Дилану хотелось бы вернуть назад последние пятнадцать минут и поступить по-другому. Он не знал, что теперь сказать, как ее утешить, поэтому просто обнял. Кэтрин опустила голову ему на плечо, и они оставались так несколько долгих минут.
Наконец, она подняла голову и отстранилась.
— Я не хотела тащить тебя за собой во тьму. Думала, мы просто займемся сексом и будем жить настоящим моментом. Но ничего не получилось.
Он одарил ее улыбкой.
— Может, тебе пора перестать сталкиваться с демонами в одиночку.
— Я говорю себе, что они ненастоящие. Страхи только в моей голове, созданные моим собственным разумом. Как я могу бояться саму себя? Никто не пытается меня убить… то есть, не пытался до сегодняшнего вечера, — поправилась она.
Дилан нахмурился при напоминании о том, что здесь, в настоящем, существовала реальная опасность, которой он ее подверг.
— Не следовало мне брать тебя с собой.
— Теперь слишком поздно сожалеть. — Она вздохнула. — Так, иди за содовой, а я оденусь, и мы сосредоточимся на твоих проблемах, а не на моих.
Теперь, когда она велела ему уйти, Дилан, как ни странно, хотел остаться.
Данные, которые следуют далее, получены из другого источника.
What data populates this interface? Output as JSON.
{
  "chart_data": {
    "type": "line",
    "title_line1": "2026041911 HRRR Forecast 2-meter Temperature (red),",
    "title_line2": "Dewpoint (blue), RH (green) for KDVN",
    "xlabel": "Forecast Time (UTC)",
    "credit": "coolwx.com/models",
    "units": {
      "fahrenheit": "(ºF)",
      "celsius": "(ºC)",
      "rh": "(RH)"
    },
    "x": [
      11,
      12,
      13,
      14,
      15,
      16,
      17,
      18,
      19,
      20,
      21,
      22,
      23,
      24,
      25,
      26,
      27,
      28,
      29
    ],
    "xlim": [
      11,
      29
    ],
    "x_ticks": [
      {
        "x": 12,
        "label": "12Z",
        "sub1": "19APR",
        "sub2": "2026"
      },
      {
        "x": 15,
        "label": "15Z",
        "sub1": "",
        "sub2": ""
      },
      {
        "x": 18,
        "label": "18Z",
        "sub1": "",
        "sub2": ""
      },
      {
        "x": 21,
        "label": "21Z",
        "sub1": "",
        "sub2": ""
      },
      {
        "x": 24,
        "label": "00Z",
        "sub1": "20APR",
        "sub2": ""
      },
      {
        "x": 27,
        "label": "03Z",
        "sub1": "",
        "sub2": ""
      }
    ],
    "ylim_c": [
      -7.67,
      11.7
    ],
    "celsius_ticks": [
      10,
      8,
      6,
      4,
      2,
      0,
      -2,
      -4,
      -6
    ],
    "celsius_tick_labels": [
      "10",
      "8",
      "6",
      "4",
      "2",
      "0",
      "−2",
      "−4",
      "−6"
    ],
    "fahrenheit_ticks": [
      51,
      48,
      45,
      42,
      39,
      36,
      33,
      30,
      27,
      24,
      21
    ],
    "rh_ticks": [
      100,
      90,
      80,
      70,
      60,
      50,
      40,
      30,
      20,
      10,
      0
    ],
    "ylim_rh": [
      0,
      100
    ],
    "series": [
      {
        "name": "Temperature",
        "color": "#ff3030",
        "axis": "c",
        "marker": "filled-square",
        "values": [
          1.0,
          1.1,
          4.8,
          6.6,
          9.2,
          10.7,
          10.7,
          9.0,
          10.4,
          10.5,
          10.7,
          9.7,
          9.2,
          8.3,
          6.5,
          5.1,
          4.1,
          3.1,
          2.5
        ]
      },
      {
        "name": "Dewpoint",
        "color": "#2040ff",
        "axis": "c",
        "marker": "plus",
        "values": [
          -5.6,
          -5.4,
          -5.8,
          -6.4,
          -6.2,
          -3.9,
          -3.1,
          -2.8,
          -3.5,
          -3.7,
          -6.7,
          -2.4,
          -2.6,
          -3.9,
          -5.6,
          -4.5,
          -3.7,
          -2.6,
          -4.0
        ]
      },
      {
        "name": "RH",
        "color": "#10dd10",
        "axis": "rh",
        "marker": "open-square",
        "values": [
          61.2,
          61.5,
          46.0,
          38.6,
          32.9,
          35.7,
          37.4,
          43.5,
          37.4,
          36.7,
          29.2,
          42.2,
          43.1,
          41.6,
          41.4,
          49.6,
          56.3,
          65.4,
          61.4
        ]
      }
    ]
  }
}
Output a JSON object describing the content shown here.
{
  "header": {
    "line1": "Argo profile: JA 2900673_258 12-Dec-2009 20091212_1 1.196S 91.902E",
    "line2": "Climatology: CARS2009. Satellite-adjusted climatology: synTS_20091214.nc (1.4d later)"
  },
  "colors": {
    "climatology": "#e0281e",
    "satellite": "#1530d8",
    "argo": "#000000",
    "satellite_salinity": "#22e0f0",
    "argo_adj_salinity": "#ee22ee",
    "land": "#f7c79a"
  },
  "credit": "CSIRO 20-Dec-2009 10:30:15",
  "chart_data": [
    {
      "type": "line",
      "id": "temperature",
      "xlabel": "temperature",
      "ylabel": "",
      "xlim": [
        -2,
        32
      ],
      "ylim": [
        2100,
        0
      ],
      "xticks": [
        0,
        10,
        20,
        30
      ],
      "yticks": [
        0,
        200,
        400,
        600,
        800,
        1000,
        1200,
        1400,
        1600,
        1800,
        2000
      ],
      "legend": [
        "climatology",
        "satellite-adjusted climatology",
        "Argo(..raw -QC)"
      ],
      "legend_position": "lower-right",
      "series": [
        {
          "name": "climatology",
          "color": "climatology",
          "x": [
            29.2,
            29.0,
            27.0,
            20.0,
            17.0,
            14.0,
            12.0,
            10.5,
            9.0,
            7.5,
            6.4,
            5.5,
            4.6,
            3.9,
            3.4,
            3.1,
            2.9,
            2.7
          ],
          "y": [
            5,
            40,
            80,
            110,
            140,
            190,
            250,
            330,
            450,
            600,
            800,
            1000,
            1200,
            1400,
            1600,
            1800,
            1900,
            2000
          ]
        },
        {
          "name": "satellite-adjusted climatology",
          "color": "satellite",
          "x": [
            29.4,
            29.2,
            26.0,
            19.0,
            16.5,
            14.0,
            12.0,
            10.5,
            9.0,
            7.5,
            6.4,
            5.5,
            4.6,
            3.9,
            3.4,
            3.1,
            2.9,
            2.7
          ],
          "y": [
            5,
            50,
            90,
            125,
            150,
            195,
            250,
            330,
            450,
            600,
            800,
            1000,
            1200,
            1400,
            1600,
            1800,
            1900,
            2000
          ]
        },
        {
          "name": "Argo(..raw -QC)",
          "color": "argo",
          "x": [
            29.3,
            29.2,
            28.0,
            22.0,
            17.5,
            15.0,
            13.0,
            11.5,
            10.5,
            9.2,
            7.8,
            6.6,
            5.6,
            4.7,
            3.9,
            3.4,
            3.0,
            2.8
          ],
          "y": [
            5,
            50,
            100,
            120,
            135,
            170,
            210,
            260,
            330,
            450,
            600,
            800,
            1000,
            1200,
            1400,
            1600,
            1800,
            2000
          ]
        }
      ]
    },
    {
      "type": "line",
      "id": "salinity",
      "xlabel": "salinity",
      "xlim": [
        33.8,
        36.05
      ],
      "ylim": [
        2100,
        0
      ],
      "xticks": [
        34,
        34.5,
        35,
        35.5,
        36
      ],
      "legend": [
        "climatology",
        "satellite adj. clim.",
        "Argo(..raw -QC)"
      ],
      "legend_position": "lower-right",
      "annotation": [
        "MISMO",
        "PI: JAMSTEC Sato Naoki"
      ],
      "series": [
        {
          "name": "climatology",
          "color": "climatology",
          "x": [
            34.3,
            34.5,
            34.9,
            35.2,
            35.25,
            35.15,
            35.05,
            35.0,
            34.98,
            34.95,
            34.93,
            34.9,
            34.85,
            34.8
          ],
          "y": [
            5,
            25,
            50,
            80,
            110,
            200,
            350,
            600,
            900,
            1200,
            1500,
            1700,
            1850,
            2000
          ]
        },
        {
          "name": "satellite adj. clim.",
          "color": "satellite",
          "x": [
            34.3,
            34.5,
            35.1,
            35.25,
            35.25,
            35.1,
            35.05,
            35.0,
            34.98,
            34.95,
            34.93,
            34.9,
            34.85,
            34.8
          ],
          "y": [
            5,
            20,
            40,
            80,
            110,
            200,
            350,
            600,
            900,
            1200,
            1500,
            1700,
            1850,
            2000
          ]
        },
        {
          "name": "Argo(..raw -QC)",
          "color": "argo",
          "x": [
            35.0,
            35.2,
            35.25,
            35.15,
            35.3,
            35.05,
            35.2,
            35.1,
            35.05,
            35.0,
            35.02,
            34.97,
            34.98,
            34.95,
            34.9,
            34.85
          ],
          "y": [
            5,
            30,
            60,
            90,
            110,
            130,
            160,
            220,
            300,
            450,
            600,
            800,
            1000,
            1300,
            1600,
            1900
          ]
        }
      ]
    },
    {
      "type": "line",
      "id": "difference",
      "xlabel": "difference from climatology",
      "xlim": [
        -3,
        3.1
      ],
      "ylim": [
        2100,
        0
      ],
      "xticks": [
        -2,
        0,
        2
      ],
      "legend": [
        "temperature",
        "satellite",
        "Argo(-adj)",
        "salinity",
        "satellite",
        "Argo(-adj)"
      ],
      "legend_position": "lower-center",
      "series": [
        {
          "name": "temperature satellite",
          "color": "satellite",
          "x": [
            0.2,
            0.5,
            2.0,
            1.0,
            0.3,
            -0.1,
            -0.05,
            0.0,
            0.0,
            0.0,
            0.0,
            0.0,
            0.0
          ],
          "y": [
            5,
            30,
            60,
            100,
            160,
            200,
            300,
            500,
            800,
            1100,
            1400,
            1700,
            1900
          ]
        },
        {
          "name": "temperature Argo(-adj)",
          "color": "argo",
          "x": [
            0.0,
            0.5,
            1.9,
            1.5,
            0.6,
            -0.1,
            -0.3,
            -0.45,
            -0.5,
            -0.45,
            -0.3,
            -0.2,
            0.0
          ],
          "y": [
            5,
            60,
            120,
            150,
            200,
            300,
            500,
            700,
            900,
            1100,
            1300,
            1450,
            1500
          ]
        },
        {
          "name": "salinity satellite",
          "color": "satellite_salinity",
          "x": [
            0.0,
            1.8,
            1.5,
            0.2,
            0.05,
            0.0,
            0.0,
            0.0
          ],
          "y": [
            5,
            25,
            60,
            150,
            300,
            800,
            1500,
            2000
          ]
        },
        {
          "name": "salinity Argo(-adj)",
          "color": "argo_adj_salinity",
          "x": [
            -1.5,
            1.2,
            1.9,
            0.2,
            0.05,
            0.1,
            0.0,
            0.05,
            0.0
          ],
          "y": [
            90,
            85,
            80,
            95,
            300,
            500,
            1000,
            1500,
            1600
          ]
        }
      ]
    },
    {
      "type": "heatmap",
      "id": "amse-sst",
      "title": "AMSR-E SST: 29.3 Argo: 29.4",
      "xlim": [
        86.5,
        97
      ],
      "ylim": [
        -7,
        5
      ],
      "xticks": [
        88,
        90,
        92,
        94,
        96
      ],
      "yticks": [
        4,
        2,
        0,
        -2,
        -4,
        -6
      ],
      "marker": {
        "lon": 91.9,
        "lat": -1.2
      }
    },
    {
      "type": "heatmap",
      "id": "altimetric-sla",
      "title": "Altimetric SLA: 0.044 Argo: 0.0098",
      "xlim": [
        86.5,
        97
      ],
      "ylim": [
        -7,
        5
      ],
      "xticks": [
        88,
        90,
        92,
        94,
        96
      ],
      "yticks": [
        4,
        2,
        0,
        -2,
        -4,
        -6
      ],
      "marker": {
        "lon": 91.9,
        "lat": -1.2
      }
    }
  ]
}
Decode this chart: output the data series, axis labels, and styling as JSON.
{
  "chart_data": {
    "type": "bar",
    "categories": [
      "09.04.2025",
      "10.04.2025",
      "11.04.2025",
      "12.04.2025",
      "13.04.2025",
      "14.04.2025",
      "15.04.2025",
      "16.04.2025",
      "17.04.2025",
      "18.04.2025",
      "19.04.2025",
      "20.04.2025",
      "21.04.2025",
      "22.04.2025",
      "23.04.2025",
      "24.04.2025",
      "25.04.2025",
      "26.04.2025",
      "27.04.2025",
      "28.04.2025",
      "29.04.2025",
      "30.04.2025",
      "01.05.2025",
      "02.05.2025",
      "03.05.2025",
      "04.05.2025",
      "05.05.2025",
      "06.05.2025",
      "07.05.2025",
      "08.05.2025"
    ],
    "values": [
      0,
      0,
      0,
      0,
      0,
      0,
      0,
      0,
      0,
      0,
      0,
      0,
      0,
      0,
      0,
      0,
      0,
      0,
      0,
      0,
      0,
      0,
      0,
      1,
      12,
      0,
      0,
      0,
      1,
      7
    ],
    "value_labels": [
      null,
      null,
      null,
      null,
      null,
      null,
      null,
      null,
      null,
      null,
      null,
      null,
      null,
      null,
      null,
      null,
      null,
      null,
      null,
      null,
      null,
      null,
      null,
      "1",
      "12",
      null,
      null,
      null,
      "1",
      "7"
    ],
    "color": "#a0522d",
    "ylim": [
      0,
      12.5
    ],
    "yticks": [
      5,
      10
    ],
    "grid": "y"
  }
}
Он хотел раздеться, забраться обратно к ней в постель и попытаться вновь изгнать из нее тьму. Но по ее лицу он видел, что она уже отдалилась от него, и в ближайшее время он не вернется ни в ее голову, ни в ее тело. Он встал и направился к двери, затем остановился.
— Возможно, ты ни о чем не сожалеешь, но я сожалею.
— О чем? — осторожно спросила она.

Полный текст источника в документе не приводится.